Un tatouage peut-il s’enlever?
Oui, grâce à une nouvelle génération de laser. Mais c’est hyper cher. Enlever un tatouage coûte 10 fois le prix d’un tatouage. En Suisse, par rapport au coût de la vie, le prix d’un tatouage est le moins cher au monde.

Qu’est-ce qui poussent les gens à porter un tatouage?
Parce que c’est la mode, qu’ils veulent faire partie du groupe.
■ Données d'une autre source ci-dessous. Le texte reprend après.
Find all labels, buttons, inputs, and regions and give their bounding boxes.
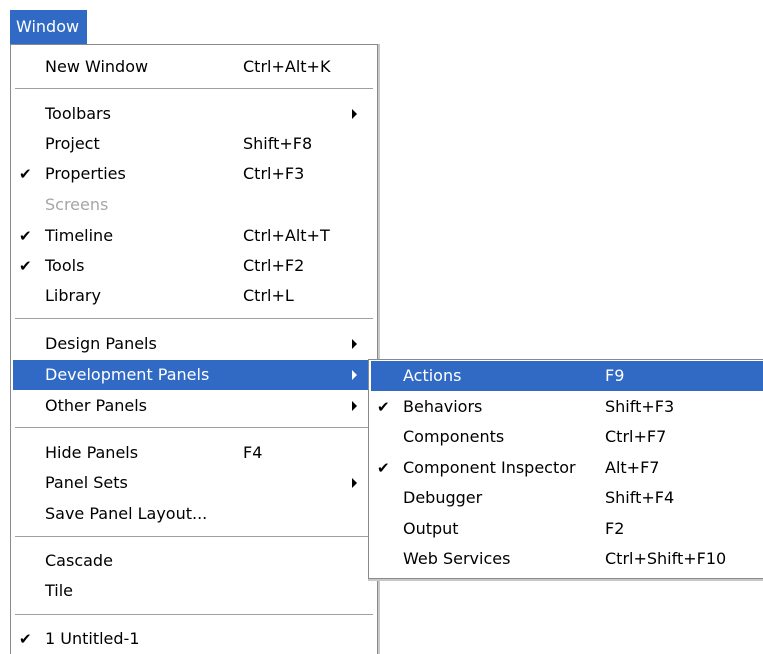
submenu-arrow-icon (352, 339, 357, 349)
menu-item-shortcut: Ctrl+Shift+F10 (605, 549, 727, 568)
submenu-arrow-icon (352, 109, 357, 119)
menu-item-label: Project (45, 134, 100, 153)
menu-item-design-panels[interactable]: Design Panels (13, 329, 375, 359)
menu-item-label: 1 Untitled-1 (45, 629, 140, 648)
development-panels-submenu: Actions F9 ✔ Behaviors Shift+F3 Componen… (368, 359, 763, 579)
menu-item-label: Tile (45, 581, 74, 600)
menu-item-label: Timeline (45, 226, 114, 245)
checkmark-icon: ✔ (19, 630, 32, 648)
checkmark-icon: ✔ (19, 227, 32, 245)
menu-item-shortcut: F2 (605, 519, 625, 538)
menu-item-cascade[interactable]: Cascade (13, 546, 375, 576)
menu-separator (15, 88, 373, 90)
menu-item-label: Cascade (45, 551, 113, 570)
menu-item-shortcut: Ctrl+F2 (243, 256, 305, 275)
submenu-item-component-inspector[interactable]: ✔ Component Inspector Alt+F7 (371, 453, 763, 483)
submenu-item-output[interactable]: Output F2 (371, 514, 763, 544)
checkmark-icon: ✔ (19, 257, 32, 275)
menu-item-label: Tools (45, 256, 85, 275)
menu-item-properties[interactable]: ✔ Properties Ctrl+F3 (13, 159, 375, 189)
menu-item-shortcut: Ctrl+Alt+K (243, 57, 331, 76)
menu-item-shortcut: F4 (243, 443, 263, 462)
menu-item-shortcut: Ctrl+Alt+T (243, 226, 330, 245)
menu-item-tools[interactable]: ✔ Tools Ctrl+F2 (13, 251, 375, 281)
submenu-arrow-icon (352, 370, 357, 380)
menu-item-label: Screens (45, 195, 109, 214)
menu-item-label: Components (403, 427, 505, 446)
submenu-item-debugger[interactable]: Debugger Shift+F4 (371, 483, 763, 513)
menu-item-label: Properties (45, 164, 126, 183)
menu-item-label: Actions (403, 366, 462, 385)
menu-separator (15, 427, 373, 429)
menu-item-library[interactable]: Library Ctrl+L (13, 281, 375, 311)
menu-item-save-panel-layout[interactable]: Save Panel Layout... (13, 499, 375, 529)
menu-item-label: Toolbars (45, 104, 111, 123)
menu-item-label: Component Inspector (403, 458, 576, 477)
menu-separator (15, 536, 373, 538)
menu-item-development-panels[interactable]: Development Panels (13, 360, 375, 390)
checkmark-icon: ✔ (19, 165, 32, 183)
submenu-item-web-services[interactable]: Web Services Ctrl+Shift+F10 (371, 544, 763, 574)
submenu-item-actions[interactable]: Actions F9 (371, 361, 763, 391)
menu-item-hide-panels[interactable]: Hide Panels F4 (13, 438, 375, 468)
menu-item-shortcut: Alt+F7 (605, 458, 660, 477)
menu-item-project[interactable]: Project Shift+F8 (13, 129, 375, 159)
menu-item-other-panels[interactable]: Other Panels (13, 391, 375, 421)
submenu-item-behaviors[interactable]: ✔ Behaviors Shift+F3 (371, 392, 763, 422)
menu-item-label: Other Panels (45, 396, 148, 415)
menu-item-label: Save Panel Layout... (45, 504, 208, 523)
menu-item-screens: Screens (13, 190, 375, 220)
menu-item-new-window[interactable]: New Window Ctrl+Alt+K (13, 52, 375, 82)
menu-item-shortcut: Shift+F4 (605, 488, 675, 507)
menu-item-toolbars[interactable]: Toolbars (13, 99, 375, 129)
window-menu-dropdown: New Window Ctrl+Alt+K Toolbars Project S… (10, 44, 378, 654)
menu-item-label: Panel Sets (45, 473, 128, 492)
menu-item-label: Hide Panels (45, 443, 139, 462)
menu-item-label: Web Services (403, 549, 511, 568)
menu-item-label: Behaviors (403, 397, 483, 416)
checkmark-icon: ✔ (377, 459, 390, 477)
menu-item-shortcut: Ctrl+F7 (605, 427, 667, 446)
menu-item-shortcut: Shift+F8 (243, 134, 313, 153)
menu-item-label: Library (45, 286, 101, 305)
menu-item-label: New Window (45, 57, 149, 76)
menu-separator (15, 318, 373, 320)
menu-item-tile[interactable]: Tile (13, 576, 375, 606)
menu-item-label: Output (403, 519, 459, 538)
menu-item-label: Debugger (403, 488, 483, 507)
checkmark-icon: ✔ (377, 398, 390, 416)
menu-item-label: Design Panels (45, 334, 157, 353)
submenu-arrow-icon (352, 478, 357, 488)
menu-item-shortcut: Ctrl+L (243, 286, 294, 305)
menu-item-panel-sets[interactable]: Panel Sets (13, 468, 375, 498)
menu-item-label: Development Panels (45, 365, 210, 384)
menu-separator (15, 614, 373, 616)
menu-item-timeline[interactable]: ✔ Timeline Ctrl+Alt+T (13, 221, 375, 251)
menu-window[interactable]: Window (10, 10, 88, 44)
menu-item-shortcut: F9 (605, 366, 625, 385)
submenu-arrow-icon (352, 401, 357, 411)
menu-item-untitled-1[interactable]: ✔ 1 Untitled-1 (13, 624, 375, 654)
menu-item-shortcut: Shift+F3 (605, 397, 675, 416)
menu-item-shortcut: Ctrl+F3 (243, 164, 305, 183)
submenu-item-components[interactable]: Components Ctrl+F7 (371, 422, 763, 452)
Il y en a qui se font tatouer pour «se montrer.» Après, il y a la passion, la douleur -d’aucuns la recherchent-, l’envie, le bonheur de partager sa vie, d’être accompagné par un beau tatouage. Il y aussi des collectionneurs, des gens qui vivent par le tattoo et qui recherchent de belles pièces.

Palmarès

  • Pascal Girard est né le 10 octobre 1967 à Sierre.
  • Champion de bras de fer.
  • Les catégories d’âge: -de 16 ans, -de 18 ans, jeunes adultes (-de 21 ans), seniors, qui est la catégorie reine (jusqu’à 40 ans), Masters (40 à 50 ans), grand masters (50 à 60 ans), senior grand masters (+de 60 kg). 
  • Catégories de poids. Dames: 45 à 65 kg (de 5 en 5 kg), 70-80 kg et + de 80 kg. Hommes: 55 à 90 kg (de 5 en 5 kg), 100-110 kg et plus de 110 kg.
  • 50 fois champion de Suisse, dont 31 titres chez les seniors du bras droite, le reste bras gauche et catégorie open, la catégorie reine. « Le niveau, Monde et Europe, y est extrême. »
  • En 2017, il est champion d’Europe, moins de 80 kg, à Katowice (Pologne).
  • Il est vice-champion du monde à 5 reprises. 
  • Plusieurs fois 2e, 3e, 4e, aux championnats d’Europe et du Monde.
  • Vainqueur de très nombreuses compétitions internationales.
  • En 2008, il gagne la Coupe Professionnelle Nemirov (nom d’une vodka), une épreuve regroupant le plus haut niveau, faisant partie du Zloty Tur (Pologne).
  • En 2017, dans la catégorie supérieure, Pascal Girard termine au 3e rang.
  • En 2017, un club de bras de fer s’est créé à Muraz (Valais), dans un garage, « Les Raging Bulls », petit clin d’œil aux combats de reines.
  • Il a été président de la Fédération de Suisse de bras de fer. « Dans les années 90, c’était le grand boom avec environ 200 licenciés, aujourd’hui on n’est plus que 70-80 », déplore-t-il.
  • Il a pratiqué le karaté quand il avait 12-13 ans; le Yosekan Budo, le power lifting et le kick-boxing à 16 ans.